Pourtant, le premier tome, Atavisme, est une sorte de condensé de la recette d'un genre si celui-ci pouvait se cuisiner, la seule originalité étant que le héros est ici une héroïne. Pour le reste, on est en terra cognita : l'histoire commence dans un petit village, une prophétie annonce que l'héroïne causera la perte de sa communauté, l'enfant grandit néanmoins parmi les "siens" mais elle est peu appréciée, d'autant que son apparence est plutôt étrange puisqu'elle arbore une chevelure grise et une peau sombre, loin d'être les caractéristiques de son espèce. Comme de juste, elle est amoureuse depuis son jeune âge de Gwylym, un berger benêt qui rêve d'aventures et de gloriole. Il ne reste plus qu'à ajouter celui sans qui une histoire d'héroïc fantasy serait comme un cassoulet sans saucisses : le bad guy, le méchant et cruel seigneur : Morckoor.

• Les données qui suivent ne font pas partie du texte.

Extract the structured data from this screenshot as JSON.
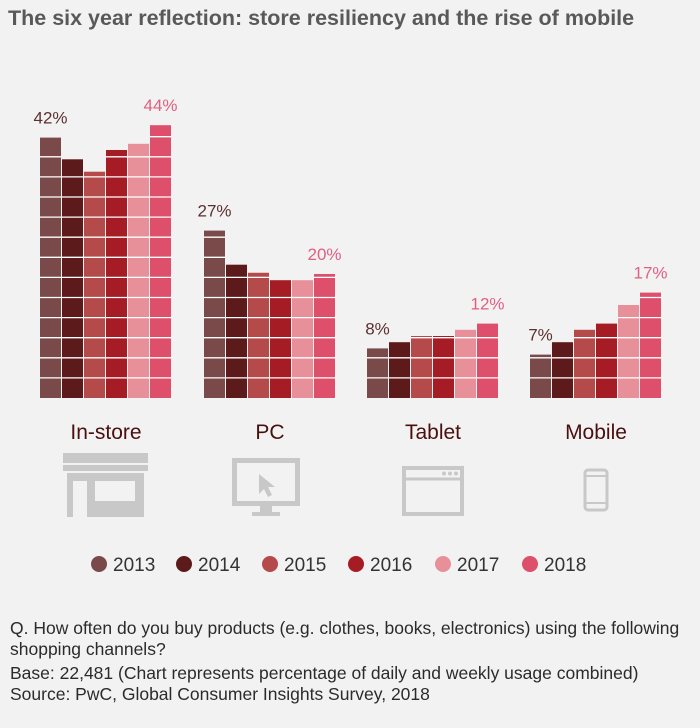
{
  "title": "The six year reflection: store resiliency and the rise of mobile",
  "chart_data": {
    "type": "bar",
    "categories": [
      "In-store",
      "PC",
      "Tablet",
      "Mobile"
    ],
    "series": [
      {
        "name": "2013",
        "color": "#7a4a4a",
        "values": [
          42,
          27,
          8,
          7
        ]
      },
      {
        "name": "2014",
        "color": "#5c1a1a",
        "values": [
          38.5,
          21.5,
          9,
          9
        ]
      },
      {
        "name": "2015",
        "color": "#b54a4a",
        "values": [
          36.5,
          20.2,
          10,
          11
        ]
      },
      {
        "name": "2016",
        "color": "#a51c24",
        "values": [
          40,
          19,
          10,
          12
        ]
      },
      {
        "name": "2017",
        "color": "#e8909a",
        "values": [
          41,
          19,
          11,
          15
        ]
      },
      {
        "name": "2018",
        "color": "#dd4f6b",
        "values": [
          44,
          20,
          12,
          17
        ]
      }
    ],
    "data_labels": [
      {
        "category": "In-store",
        "first": "42%",
        "last": "44%"
      },
      {
        "category": "PC",
        "first": "27%",
        "last": "20%"
      },
      {
        "category": "Tablet",
        "first": "8%",
        "last": "12%"
      },
      {
        "category": "Mobile",
        "first": "7%",
        "last": "17%"
      }
    ],
    "label_colors": {
      "first": "#5a3030",
      "last": "#e06080",
      "category": "#4a1010"
    },
    "ylim": [
      0,
      50
    ],
    "xlabel": "",
    "ylabel": "",
    "legend_position": "bottom",
    "icons": [
      "store-icon",
      "pc-monitor-icon",
      "tablet-browser-icon",
      "mobile-phone-icon"
    ]
  },
  "footer": {
    "question": "Q. How often do you buy products (e.g. clothes, books, electronics) using the following shopping channels?",
    "base": "Base: 22,481 (Chart represents percentage of daily and weekly usage combined)",
    "source": "Source: PwC, Global Consumer Insights Survey, 2018"
  }
}
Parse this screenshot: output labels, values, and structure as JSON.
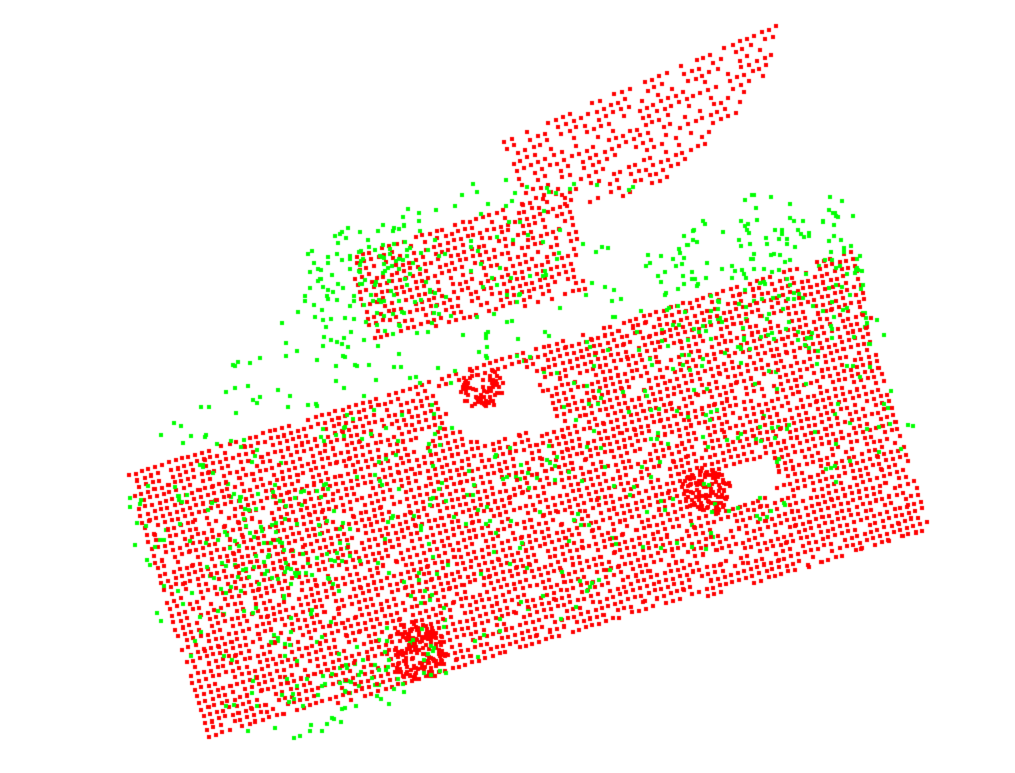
{
  "view": {
    "background": "#ffffff"
  },
  "point_cloud": {
    "series": [
      {
        "color": "#ff0000"
      },
      {
        "color": "#00ff00"
      }
    ]
  }
}
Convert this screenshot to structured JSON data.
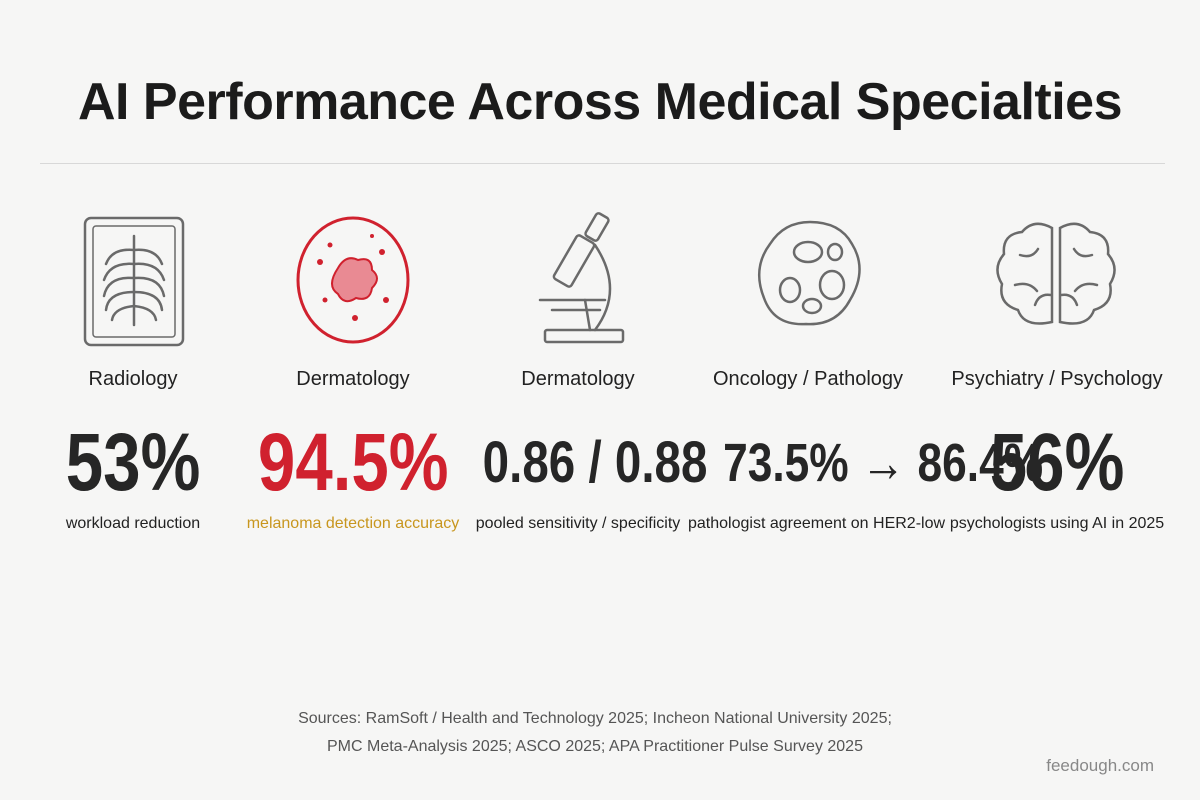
{
  "header": {
    "title": "AI Performance Across Medical Specialties"
  },
  "cards": [
    {
      "specialty": "Radiology",
      "stat": "53%",
      "caption": "workload reduction"
    },
    {
      "specialty": "Dermatology",
      "stat": "94.5%",
      "caption": "melanoma detection accuracy"
    },
    {
      "specialty": "Dermatology",
      "stat": "0.86 / 0.88",
      "caption": "pooled sensitivity / specificity"
    },
    {
      "specialty": "Oncology / Pathology",
      "stat": "73.5% → 86.4%",
      "caption": "pathologist agreement on HER2-low"
    },
    {
      "specialty": "Psychiatry / Psychology",
      "stat": "56%",
      "caption": "psychologists using AI in 2025"
    }
  ],
  "footer": {
    "sources": [
      "Sources: RamSoft / Health and Technology 2025; Incheon National University 2025;",
      "PMC Meta-Analysis 2025; ASCO 2025; APA Practitioner Pulse Survey 2025"
    ],
    "watermark": "feedough.com"
  }
}
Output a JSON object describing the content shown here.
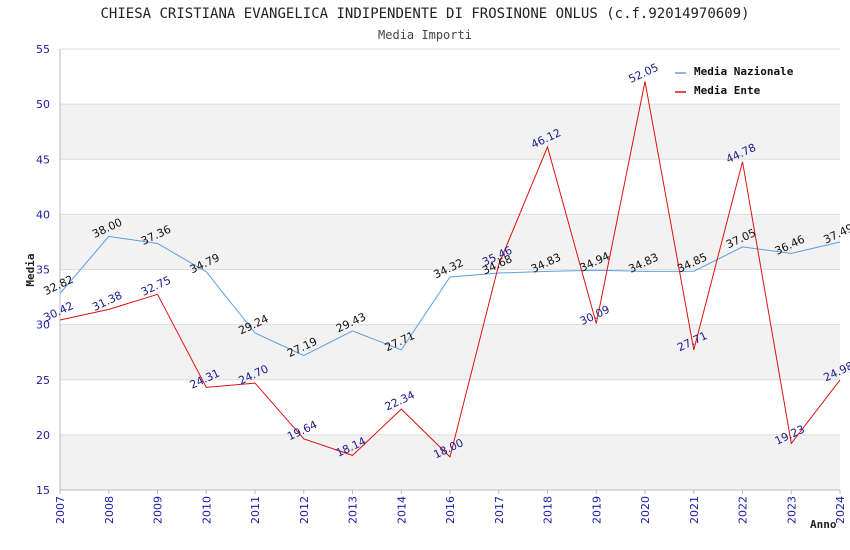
{
  "chart_data": {
    "type": "line",
    "title": "CHIESA CRISTIANA EVANGELICA INDIPENDENTE DI FROSINONE ONLUS (c.f.92014970609)",
    "subtitle": "Media Importi",
    "xlabel": "Anno",
    "ylabel": "Media",
    "ylim": [
      15,
      55
    ],
    "yticks": [
      15,
      20,
      25,
      30,
      35,
      40,
      45,
      50,
      55
    ],
    "grid": true,
    "legend_position": "top-right",
    "categories": [
      "2007",
      "2008",
      "2009",
      "2010",
      "2011",
      "2012",
      "2013",
      "2014",
      "2016",
      "2017",
      "2018",
      "2019",
      "2020",
      "2021",
      "2022",
      "2023",
      "2024"
    ],
    "series": [
      {
        "name": "Media Nazionale",
        "color": "#5aa0e0",
        "label_color": "#111111",
        "values": [
          32.82,
          38.0,
          37.36,
          34.79,
          29.24,
          27.19,
          29.43,
          27.71,
          34.32,
          34.68,
          34.83,
          34.94,
          34.83,
          34.85,
          37.05,
          36.46,
          37.49
        ],
        "labels": [
          "32.82",
          "38.00",
          "37.36",
          "34.79",
          "29.24",
          "27.19",
          "29.43",
          "27.71",
          "34.32",
          "34.68",
          "34.83",
          "34.94",
          "34.83",
          "34.85",
          "37.05",
          "36.46",
          "37.49"
        ]
      },
      {
        "name": "Media Ente",
        "color": "#e01010",
        "label_color": "#1a1a8c",
        "values": [
          30.42,
          31.38,
          32.75,
          24.31,
          24.7,
          19.64,
          18.14,
          22.34,
          18.0,
          35.46,
          46.12,
          30.09,
          52.05,
          27.71,
          44.78,
          19.23,
          24.98
        ],
        "labels": [
          "30.42",
          "31.38",
          "32.75",
          "24.31",
          "24.70",
          "19.64",
          "18.14",
          "22.34",
          "18.00",
          "35.46",
          "46.12",
          "30.09",
          "52.05",
          "27.71",
          "44.78",
          "19.23",
          "24.98"
        ]
      }
    ]
  }
}
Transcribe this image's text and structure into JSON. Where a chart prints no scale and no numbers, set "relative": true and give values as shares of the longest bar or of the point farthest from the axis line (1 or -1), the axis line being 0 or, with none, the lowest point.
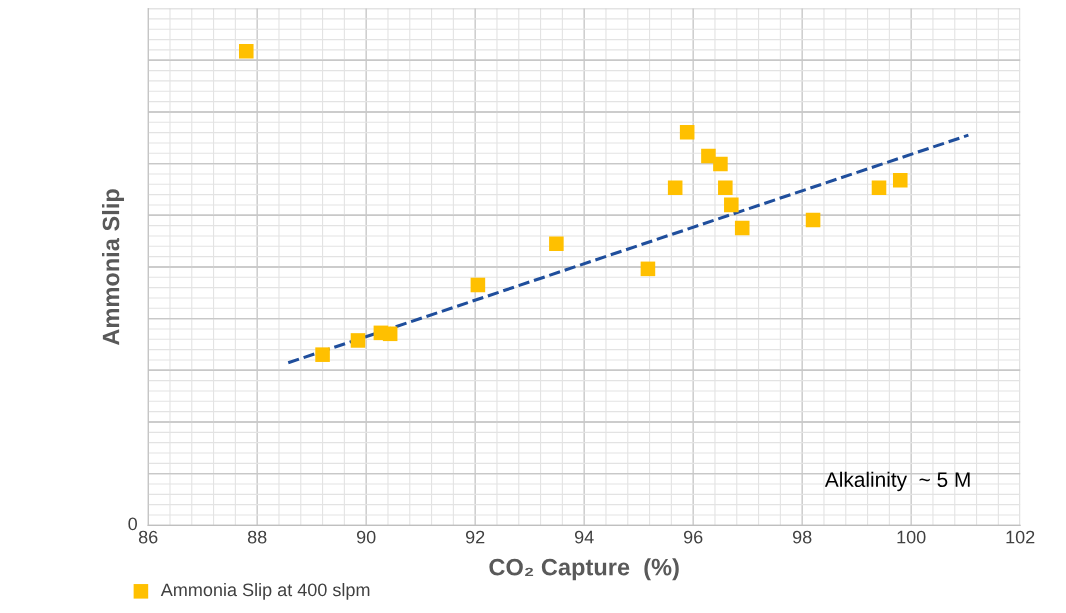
{
  "chart_data": {
    "type": "scatter",
    "xlabel": "CO₂ Capture  (%)",
    "ylabel": "Ammonia Slip",
    "relative": true,
    "xlim": [
      86,
      102
    ],
    "xticks": [
      86,
      88,
      90,
      92,
      94,
      96,
      98,
      100,
      102
    ],
    "series": [
      {
        "name": "Ammonia Slip at 400 slpm",
        "color": "#ffc000",
        "x": [
          87.8,
          89.2,
          89.85,
          90.27,
          90.44,
          92.05,
          93.49,
          95.17,
          95.67,
          95.89,
          96.28,
          96.5,
          96.59,
          96.7,
          96.9,
          98.2,
          99.41,
          99.8
        ],
        "values": [
          1,
          0.36,
          0.39,
          0.406,
          0.404,
          0.507,
          0.594,
          0.541,
          0.712,
          0.829,
          0.779,
          0.762,
          0.712,
          0.676,
          0.627,
          0.644,
          0.712,
          0.728
        ],
        "marker": "square"
      },
      {
        "type": "line",
        "color": "#1f4e9c",
        "x": [
          88.57,
          101.05
        ],
        "values": [
          0.343,
          0.823
        ],
        "line_style": "dashed",
        "marker": "none"
      }
    ],
    "grid": true,
    "legend": "bottom left",
    "annotations": [
      "Alkalinity  ~ 5 M",
      "0"
    ]
  }
}
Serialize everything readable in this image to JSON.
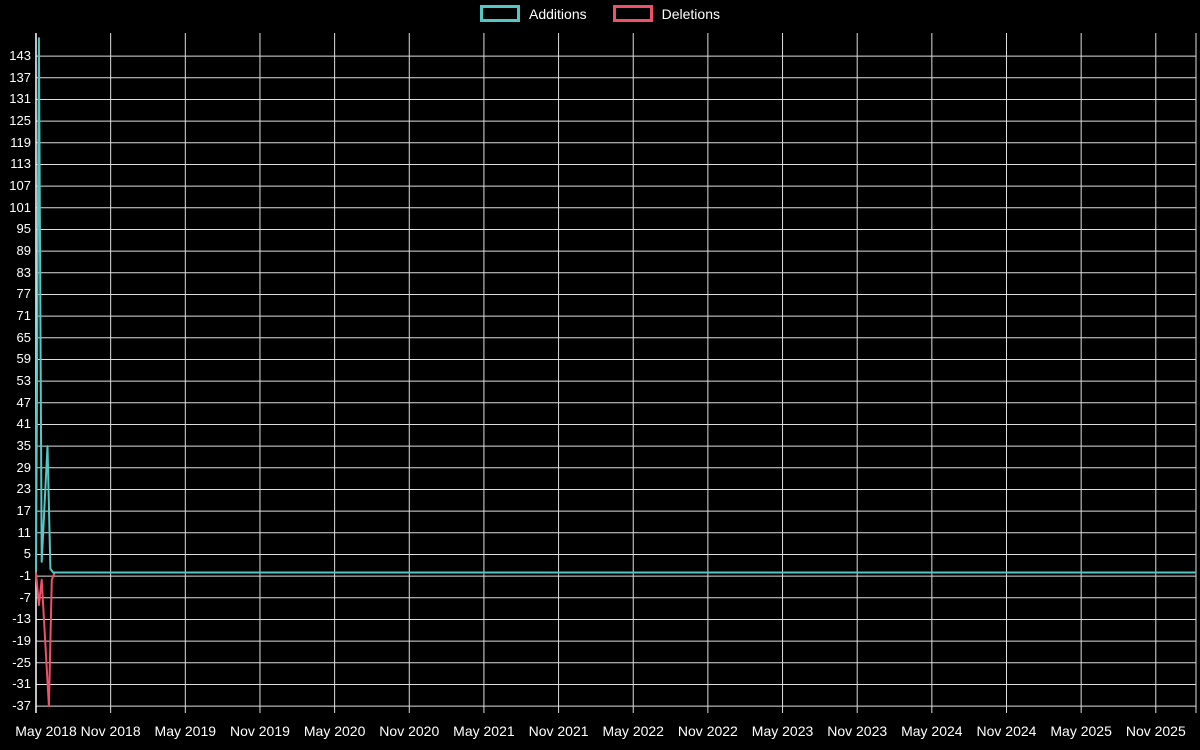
{
  "chart_data": {
    "type": "line",
    "title": "",
    "legend_position": "top",
    "background_color": "#000000",
    "text_color": "#ffffff",
    "grid": {
      "show": true,
      "color": "#dedede"
    },
    "axis_line_color": "#ffffff",
    "x_axis": {
      "labels": [
        "May 2018",
        "Nov 2018",
        "May 2019",
        "Nov 2019",
        "May 2020",
        "Nov 2020",
        "May 2021",
        "Nov 2021",
        "May 2022",
        "Nov 2022",
        "May 2023",
        "Nov 2023",
        "May 2024",
        "Nov 2024",
        "May 2025",
        "Nov 2025"
      ],
      "unit": "weeks",
      "label_interval_weeks": 26,
      "total_weeks": 404
    },
    "y_axis": {
      "ticks": [
        143,
        137,
        131,
        125,
        119,
        113,
        107,
        101,
        95,
        89,
        83,
        77,
        71,
        65,
        59,
        53,
        47,
        41,
        35,
        29,
        23,
        17,
        11,
        5,
        -1,
        -7,
        -13,
        -19,
        -25,
        -31,
        -37
      ],
      "min": -38.9,
      "max": 149.4
    },
    "series": [
      {
        "name": "Additions",
        "color": "#52c7c4",
        "points": [
          [
            0,
            0
          ],
          [
            1,
            148
          ],
          [
            2,
            3
          ],
          [
            4,
            35
          ],
          [
            5,
            1
          ],
          [
            6,
            0
          ],
          [
            404,
            0
          ]
        ]
      },
      {
        "name": "Deletions",
        "color": "#ee5169",
        "points": [
          [
            0,
            0
          ],
          [
            1,
            -9
          ],
          [
            2,
            -2
          ],
          [
            4.5,
            -37
          ],
          [
            5.5,
            -2
          ],
          [
            6.5,
            0
          ],
          [
            404,
            0
          ]
        ]
      }
    ]
  }
}
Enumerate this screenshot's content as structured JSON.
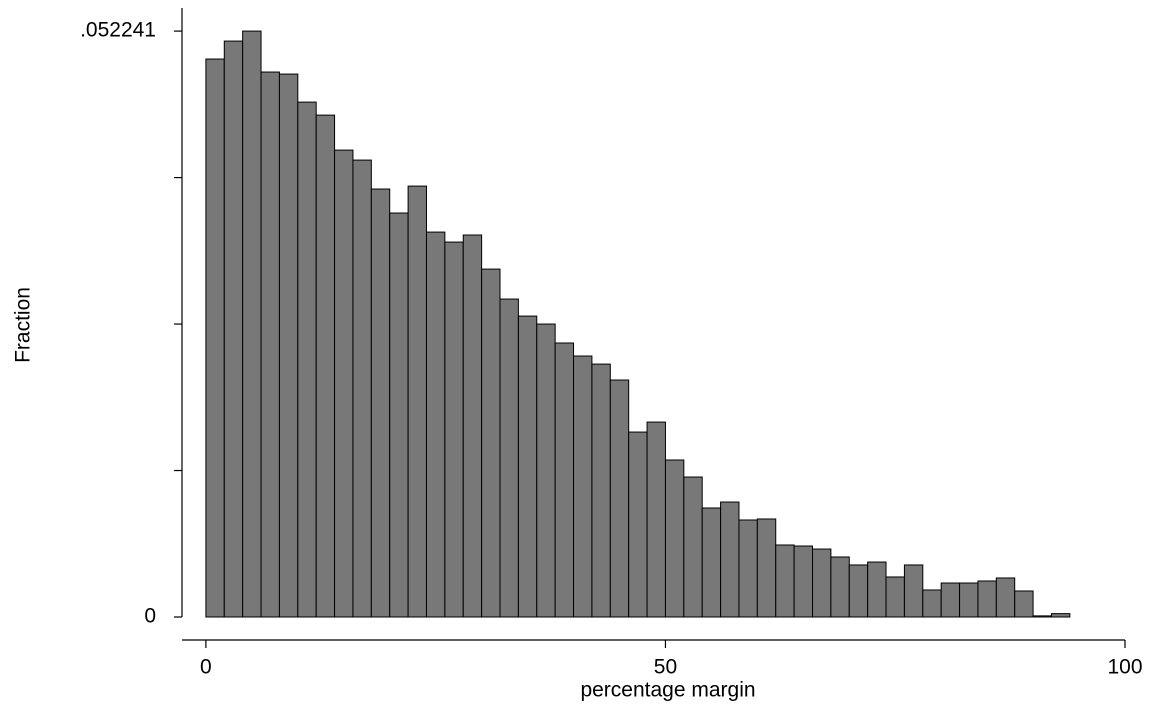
{
  "chart_data": {
    "type": "histogram",
    "x_label": "percentage margin",
    "y_label": "Fraction",
    "bins": [
      0,
      2,
      4,
      6,
      8,
      10,
      12,
      14,
      16,
      18,
      20,
      22,
      24,
      26,
      28,
      30,
      32,
      34,
      36,
      38,
      40,
      42,
      44,
      46,
      48,
      50,
      52,
      54,
      56,
      58,
      60,
      62,
      64,
      66,
      68,
      70,
      72,
      74,
      76,
      78,
      80,
      82,
      84,
      86,
      88,
      90,
      92,
      94
    ],
    "values": [
      0.04975,
      0.05135,
      0.052241,
      0.04859,
      0.04841,
      0.04591,
      0.04475,
      0.04163,
      0.04074,
      0.03816,
      0.03602,
      0.03842,
      0.03432,
      0.03343,
      0.03406,
      0.03102,
      0.02835,
      0.02683,
      0.02612,
      0.02443,
      0.02327,
      0.02255,
      0.02113,
      0.01649,
      0.01738,
      0.014,
      0.01248,
      0.00972,
      0.01025,
      0.00865,
      0.00874,
      0.00642,
      0.00633,
      0.00606,
      0.00535,
      0.00464,
      0.0049,
      0.00357,
      0.00464,
      0.00241,
      0.00303,
      0.00303,
      0.00321,
      0.00348,
      0.00232,
      0.0001,
      0.0003
    ],
    "color": "#787878",
    "xlim": [
      -2.6,
      100
    ],
    "xticks": [
      0,
      50,
      100
    ],
    "ylim": [
      0,
      0.0543
    ],
    "yticks": [
      0,
      {
        "value": 0.052241,
        "label": ".052241"
      }
    ],
    "yminor_ticks": [
      0.01306,
      0.02612,
      0.03918
    ]
  }
}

Avec tout ça, on se dit que Corbeyran n'a pas dû cogiter cent sept ans pour commencer sa saga. Par contre, il s'est appliqué (comme on le verra surtout dans le tome 3) à imaginer un contexte et un univers cohérent qui ont au moins le mérite de venir donner de la perspective à la dramaturgie et à la caractérisation des personnages.
C'est que le monde de Nym-Bruyn s'enorgueillit d'un passé prestigieux où, à partir d'une souche commune (baptisée d'ailleurs la Souche) sont venues grandir plusieurs branches (baptisées d'ailleurs... Branches, ce n'est pas compliqué) familliales auxquels les personnages sont liés. Nous en connaissons trois principales : la Branche Maîtresse, la Branche Invisible et la Branche Morte (par ailleurs passablement pourrie aussi). Issu de cette dernière sur laquelle plane une malédiction ancestrale qui oblige les mâles à se marier à leur soeur, Morckoor entend bien briser ce cycle infernal et, en passant, prendre le pouvoir en destituant le souverain en place issu de la branche Maîtresse. Pour ce faire et conseillé par le sorcier Haggral, il doit s'unir officiellement avec une représentante de la branche Invisible. Celle-ci n'est autre que Weëna.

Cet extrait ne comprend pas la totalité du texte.